The only 2 documented sightings are at Playa de oro reserva de los tigrillos, which is in Ecuador about 20 km north of Cotacachi Cayapas Ecological Reserve and at Milipe Bird Sanctuary about 15 km west of Maquipucuna, also in Ecuador.

==Behavior==
The Berlepsch's tinamou is considered a sedentary bird.

===Feeding===
There is little species specific information on Berlepsch's tinamou, so scientists believe that like other members of Crypturellus its diet focus is on fleshy fruit, which it prefers to eat off the ground, but will pick it off lower hanging branches. Like other tinamous, the Berlepsch's also eat small amounts of invertebrates, flower buds, tender leaves, seeds, and roots.

===Breeding===
They breed in February in Colombia. As a forest species, they would choose the months of plentiful food and that would mean the summer.

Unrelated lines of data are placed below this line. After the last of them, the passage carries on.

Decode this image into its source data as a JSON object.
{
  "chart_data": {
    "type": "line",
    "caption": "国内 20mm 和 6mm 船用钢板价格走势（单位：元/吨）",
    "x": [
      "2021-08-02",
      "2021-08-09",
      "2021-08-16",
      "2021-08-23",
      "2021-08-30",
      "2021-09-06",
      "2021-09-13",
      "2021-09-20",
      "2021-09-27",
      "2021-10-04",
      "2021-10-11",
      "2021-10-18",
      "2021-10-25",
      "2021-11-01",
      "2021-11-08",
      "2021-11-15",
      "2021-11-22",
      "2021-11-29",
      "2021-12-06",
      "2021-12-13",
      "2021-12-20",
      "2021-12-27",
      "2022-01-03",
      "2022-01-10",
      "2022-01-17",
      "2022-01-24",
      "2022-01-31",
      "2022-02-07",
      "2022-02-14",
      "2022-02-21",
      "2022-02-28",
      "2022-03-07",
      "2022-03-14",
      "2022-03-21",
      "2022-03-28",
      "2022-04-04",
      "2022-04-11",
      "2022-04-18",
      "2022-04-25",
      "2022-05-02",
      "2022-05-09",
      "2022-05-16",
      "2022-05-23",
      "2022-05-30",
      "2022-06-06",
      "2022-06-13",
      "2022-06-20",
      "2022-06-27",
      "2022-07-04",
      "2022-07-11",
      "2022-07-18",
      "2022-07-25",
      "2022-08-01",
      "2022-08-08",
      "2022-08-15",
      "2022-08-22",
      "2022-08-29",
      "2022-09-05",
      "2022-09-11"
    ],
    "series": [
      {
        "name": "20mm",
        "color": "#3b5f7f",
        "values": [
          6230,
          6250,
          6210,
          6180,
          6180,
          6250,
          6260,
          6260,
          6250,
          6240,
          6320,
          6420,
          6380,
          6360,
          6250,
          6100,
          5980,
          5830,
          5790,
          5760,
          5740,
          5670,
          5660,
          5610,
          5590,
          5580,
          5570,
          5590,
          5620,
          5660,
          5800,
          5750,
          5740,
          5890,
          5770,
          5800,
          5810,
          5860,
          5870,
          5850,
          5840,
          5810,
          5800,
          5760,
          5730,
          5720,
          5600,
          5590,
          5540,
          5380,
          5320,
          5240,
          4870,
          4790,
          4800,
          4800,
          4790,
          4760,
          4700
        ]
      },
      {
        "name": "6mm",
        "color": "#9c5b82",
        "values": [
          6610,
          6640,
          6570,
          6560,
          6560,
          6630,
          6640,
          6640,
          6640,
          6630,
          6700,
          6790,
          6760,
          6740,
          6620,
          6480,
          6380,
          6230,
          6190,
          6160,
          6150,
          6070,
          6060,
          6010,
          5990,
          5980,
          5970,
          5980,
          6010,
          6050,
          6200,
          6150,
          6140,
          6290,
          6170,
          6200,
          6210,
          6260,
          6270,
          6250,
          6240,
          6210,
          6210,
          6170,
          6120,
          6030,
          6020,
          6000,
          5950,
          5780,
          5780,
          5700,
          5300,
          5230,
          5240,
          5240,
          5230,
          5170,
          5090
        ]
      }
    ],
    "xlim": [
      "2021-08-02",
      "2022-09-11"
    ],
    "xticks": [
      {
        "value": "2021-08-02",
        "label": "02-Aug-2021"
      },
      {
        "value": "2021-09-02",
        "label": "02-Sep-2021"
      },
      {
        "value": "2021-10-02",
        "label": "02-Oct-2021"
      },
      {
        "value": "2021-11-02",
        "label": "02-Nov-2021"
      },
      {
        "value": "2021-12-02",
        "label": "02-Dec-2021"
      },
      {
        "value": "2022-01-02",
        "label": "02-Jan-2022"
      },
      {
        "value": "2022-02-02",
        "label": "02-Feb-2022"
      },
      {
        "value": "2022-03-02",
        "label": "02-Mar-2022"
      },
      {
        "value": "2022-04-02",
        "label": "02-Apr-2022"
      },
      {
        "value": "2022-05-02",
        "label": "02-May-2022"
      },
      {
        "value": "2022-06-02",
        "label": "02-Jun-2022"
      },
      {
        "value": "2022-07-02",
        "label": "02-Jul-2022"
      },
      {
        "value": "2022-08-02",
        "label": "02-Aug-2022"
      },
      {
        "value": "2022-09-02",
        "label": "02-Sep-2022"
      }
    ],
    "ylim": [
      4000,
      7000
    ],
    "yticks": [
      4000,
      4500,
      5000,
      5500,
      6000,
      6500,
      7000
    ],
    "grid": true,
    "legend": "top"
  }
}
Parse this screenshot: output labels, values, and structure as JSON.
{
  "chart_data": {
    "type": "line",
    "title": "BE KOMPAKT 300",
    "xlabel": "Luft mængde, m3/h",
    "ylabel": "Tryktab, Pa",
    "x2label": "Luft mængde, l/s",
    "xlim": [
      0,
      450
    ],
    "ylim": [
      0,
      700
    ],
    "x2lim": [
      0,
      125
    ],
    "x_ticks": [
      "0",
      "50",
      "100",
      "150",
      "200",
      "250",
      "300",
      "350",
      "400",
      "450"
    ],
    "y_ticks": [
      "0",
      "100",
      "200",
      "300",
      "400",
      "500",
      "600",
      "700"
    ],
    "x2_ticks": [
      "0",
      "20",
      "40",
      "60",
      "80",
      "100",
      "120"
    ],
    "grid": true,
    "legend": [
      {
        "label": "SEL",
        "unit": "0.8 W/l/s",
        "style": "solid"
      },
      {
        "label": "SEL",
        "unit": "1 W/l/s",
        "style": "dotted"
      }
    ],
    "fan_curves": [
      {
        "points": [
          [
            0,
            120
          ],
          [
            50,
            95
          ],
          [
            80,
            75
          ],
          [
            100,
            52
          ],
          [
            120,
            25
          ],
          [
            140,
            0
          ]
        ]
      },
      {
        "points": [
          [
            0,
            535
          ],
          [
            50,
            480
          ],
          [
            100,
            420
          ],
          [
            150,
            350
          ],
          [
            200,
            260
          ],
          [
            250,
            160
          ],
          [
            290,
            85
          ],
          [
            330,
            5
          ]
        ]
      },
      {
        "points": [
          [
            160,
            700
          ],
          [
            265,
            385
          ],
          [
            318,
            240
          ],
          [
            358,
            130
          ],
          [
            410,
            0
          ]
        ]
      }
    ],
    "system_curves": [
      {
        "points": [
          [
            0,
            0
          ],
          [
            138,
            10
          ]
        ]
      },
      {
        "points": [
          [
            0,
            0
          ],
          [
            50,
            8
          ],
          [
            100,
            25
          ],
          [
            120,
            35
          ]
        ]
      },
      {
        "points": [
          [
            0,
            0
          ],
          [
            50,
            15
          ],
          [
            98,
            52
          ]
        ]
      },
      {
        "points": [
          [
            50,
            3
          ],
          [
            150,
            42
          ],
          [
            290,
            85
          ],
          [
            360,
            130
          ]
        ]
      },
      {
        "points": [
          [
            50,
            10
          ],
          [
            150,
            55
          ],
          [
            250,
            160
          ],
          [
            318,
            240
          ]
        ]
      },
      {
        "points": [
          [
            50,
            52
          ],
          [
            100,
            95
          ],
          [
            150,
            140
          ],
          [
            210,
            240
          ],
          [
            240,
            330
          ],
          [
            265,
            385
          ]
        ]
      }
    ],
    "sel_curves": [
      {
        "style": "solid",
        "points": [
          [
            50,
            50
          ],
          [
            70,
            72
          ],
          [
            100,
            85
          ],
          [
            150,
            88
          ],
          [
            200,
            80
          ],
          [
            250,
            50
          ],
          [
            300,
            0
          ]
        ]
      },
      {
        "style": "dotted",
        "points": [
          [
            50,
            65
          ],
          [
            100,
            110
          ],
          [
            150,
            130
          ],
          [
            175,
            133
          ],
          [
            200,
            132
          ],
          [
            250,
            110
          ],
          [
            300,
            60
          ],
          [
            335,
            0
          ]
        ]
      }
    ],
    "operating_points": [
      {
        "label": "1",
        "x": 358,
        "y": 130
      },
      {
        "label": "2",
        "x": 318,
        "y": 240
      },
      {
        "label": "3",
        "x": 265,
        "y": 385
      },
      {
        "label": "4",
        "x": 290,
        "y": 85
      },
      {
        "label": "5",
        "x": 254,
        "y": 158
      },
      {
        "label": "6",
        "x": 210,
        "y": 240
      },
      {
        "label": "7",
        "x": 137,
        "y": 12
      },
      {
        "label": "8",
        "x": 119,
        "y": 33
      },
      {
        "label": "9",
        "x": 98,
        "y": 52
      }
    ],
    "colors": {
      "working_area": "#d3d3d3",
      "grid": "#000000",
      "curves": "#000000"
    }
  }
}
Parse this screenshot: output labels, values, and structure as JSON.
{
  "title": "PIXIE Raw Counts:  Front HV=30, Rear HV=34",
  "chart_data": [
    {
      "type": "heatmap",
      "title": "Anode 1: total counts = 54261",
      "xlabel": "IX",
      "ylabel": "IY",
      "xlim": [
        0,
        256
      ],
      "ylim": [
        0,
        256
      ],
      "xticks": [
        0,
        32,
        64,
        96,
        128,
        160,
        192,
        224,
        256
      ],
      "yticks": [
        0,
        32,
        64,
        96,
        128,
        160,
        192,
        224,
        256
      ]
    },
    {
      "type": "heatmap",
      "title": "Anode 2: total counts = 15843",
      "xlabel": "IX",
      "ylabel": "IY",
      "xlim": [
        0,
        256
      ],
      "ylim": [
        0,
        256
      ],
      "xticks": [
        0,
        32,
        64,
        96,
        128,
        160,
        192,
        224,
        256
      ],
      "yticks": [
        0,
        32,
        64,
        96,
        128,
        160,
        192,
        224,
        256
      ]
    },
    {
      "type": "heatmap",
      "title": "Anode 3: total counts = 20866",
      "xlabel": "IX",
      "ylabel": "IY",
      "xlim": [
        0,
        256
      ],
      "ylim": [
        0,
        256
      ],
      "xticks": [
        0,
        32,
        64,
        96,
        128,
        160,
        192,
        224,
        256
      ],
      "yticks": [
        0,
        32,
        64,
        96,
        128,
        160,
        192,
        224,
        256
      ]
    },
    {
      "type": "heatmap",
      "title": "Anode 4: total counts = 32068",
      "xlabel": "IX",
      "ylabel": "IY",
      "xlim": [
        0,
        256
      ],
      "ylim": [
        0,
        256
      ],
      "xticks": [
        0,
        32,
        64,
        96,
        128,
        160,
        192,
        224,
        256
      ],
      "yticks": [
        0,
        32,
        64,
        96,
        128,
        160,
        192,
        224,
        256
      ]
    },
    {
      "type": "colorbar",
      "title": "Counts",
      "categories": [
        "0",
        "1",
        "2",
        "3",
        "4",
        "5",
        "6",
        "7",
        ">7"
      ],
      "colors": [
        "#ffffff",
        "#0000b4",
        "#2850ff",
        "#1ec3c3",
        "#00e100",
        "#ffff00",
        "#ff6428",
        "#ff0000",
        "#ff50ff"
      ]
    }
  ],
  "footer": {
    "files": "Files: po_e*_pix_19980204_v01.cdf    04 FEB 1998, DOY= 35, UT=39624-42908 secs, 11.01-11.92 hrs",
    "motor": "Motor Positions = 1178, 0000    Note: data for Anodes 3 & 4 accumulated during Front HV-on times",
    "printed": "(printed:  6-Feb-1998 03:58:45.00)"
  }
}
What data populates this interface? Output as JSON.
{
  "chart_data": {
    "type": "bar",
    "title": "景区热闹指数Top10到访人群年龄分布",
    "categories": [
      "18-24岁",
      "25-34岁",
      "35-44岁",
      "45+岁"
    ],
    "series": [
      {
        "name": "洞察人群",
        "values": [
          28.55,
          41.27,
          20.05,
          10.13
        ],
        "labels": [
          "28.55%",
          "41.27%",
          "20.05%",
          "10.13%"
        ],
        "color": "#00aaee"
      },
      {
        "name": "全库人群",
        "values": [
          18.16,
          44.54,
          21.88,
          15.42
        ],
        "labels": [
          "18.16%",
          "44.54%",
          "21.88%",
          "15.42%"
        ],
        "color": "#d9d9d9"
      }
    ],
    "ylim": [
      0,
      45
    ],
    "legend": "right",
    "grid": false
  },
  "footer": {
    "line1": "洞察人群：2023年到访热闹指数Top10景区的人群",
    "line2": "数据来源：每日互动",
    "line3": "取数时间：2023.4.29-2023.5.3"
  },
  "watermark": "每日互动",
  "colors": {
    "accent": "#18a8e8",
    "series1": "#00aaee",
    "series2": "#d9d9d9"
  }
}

The male, like other tinamou, incubates the eggs which may come from as many as 4 different females, and then will raise them until they are ready to be on their own, usually 2–3 weeks. The nest is located on the ground in dense brush or between raised root buttresses. The egg is oblong and pale greenish in colour.

==Conservation==
The IUCN classifies the Berlepshch's tinamou as Least Concern, and it has an occurrence range of 104000 km2.